There’s a music recognition app preloaded on the Sensation XL, SoundHound. It easily ID's a song from just a short sample. Or you can say the name of the artist and song and SoundHound will find it for you, including lyrics. The free app however only offers a limited number of uses (99).
Much like the Sensation XE, the Sensation XL comes with the Beats audio enchaments and quirks. Once again we were unable to turn off the equalizer on the phone. Even if you disable the Beats audio option, the HTC enhancements are automatically activated, so there's no way to get what's regarded as a "clean" audio output from this one.
And while turning on certain equalizer presets are what most people prefer anyway, real audiophiles know that it's the perfectly clean, untouched audio output that makes a great music player.

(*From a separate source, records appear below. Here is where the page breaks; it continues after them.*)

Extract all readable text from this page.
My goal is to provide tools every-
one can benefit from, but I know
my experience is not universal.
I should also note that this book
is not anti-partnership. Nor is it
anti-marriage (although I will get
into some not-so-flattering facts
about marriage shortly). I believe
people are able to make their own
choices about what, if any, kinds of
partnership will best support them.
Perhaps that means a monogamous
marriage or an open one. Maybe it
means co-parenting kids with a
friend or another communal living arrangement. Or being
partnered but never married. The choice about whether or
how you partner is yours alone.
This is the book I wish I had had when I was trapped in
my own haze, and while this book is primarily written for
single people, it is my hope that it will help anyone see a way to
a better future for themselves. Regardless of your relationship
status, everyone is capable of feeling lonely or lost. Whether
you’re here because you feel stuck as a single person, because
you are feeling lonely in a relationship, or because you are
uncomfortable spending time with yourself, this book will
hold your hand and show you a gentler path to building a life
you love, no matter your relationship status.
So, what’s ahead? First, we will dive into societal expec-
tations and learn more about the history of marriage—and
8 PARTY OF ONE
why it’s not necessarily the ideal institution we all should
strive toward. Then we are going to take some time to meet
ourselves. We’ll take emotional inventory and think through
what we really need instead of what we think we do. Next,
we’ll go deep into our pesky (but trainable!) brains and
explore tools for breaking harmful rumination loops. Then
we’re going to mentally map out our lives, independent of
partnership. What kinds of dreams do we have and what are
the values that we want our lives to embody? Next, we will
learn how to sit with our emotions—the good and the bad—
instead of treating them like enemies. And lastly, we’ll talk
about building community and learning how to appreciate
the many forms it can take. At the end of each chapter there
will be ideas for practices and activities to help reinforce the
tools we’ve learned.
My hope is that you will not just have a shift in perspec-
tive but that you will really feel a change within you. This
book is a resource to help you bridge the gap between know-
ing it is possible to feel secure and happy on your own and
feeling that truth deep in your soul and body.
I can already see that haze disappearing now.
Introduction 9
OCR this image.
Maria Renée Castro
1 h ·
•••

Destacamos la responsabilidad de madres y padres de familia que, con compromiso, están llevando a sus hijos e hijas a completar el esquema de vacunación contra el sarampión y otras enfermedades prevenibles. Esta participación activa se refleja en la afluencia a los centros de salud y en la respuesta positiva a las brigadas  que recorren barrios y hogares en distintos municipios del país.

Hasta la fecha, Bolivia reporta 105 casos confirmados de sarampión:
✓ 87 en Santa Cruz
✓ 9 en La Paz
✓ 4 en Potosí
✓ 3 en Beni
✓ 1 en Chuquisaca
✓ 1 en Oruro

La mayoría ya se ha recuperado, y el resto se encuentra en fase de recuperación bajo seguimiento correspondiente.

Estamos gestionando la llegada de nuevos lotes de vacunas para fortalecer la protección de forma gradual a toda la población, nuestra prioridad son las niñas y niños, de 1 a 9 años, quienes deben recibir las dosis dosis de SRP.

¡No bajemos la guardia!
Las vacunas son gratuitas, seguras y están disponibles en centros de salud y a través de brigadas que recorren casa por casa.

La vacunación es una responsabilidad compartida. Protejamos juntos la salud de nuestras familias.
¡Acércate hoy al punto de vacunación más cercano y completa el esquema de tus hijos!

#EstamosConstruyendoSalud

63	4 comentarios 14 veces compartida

Now the good news is that the rest of the readings in our test were pretty good. The HTC Sensation XL did pretty well in the active external amplifier part of the test. It was one of the loudest smartphones we have seen (matching the Sensatino XE) and got some excellent scores. Unfortunately, that equalizerfrequency response can in no way be interpreted as a good result.
As for the HTC Sensation XL performance with headphones plugged in, it's pretty good, but not quite as impressive. The volume levels drop from class-leading to above average and intermodulation distortion creeps in. Stereo crosstalk rises a bit too, but it's nothing to worry about.
Here go the results so you can see how the Sensation XL did for yourselves.
|Test||Frequency response||Noise level||Dynamic range||THD||IMD + Noise||Stereo crosstalk|
|HTC Sensation XL||+3.35, -0.42||-85.2||87.2||0.025||0.084||-75.1|
|HTC Sensation XL (headphones attached)||+3.77, -0.54||-80.2||81.2||0.072||0.569||-64.2|
|HTC Sensation XE||+3.46, -0.38||-91.7||91.7||0.012||0.026||-90.7|
|HTC Sensation XE (headphones attached)||+3.87, -0.56||-91.5||91.6||0.031||0.632||-63.7|
|HTC Sensation||+0.05, -0.34||-90.2||90.2||0.012||0.021||-91.1|
|HTC Titan||+0.06, -0.34||-86.9||87.8||0.015||0.244||-75.5|
|HTC Titan (headphones attached)||+0.34, -0.18||-76.8||77.1||0.057||0.581||-56.4|
|HTC Sensation (headphones attached)||+0.71, -0.15||-89.1||90.1||0.019||0.522||-70.6|
HTC Sensation XL frequency response
You can learn more about the whole testing process here.
The HTC Sensation XL is also equipped with an FM radio, which has a pretty simple interface. It automatically scans the area for the available stations and allows you to mark some of them as favorite. It also supports RDS and allows loudspeaker playback.
Unlike the first Sensation, the FM radio app on the Sensation XL starts and turns off a lot faster (about a second or two).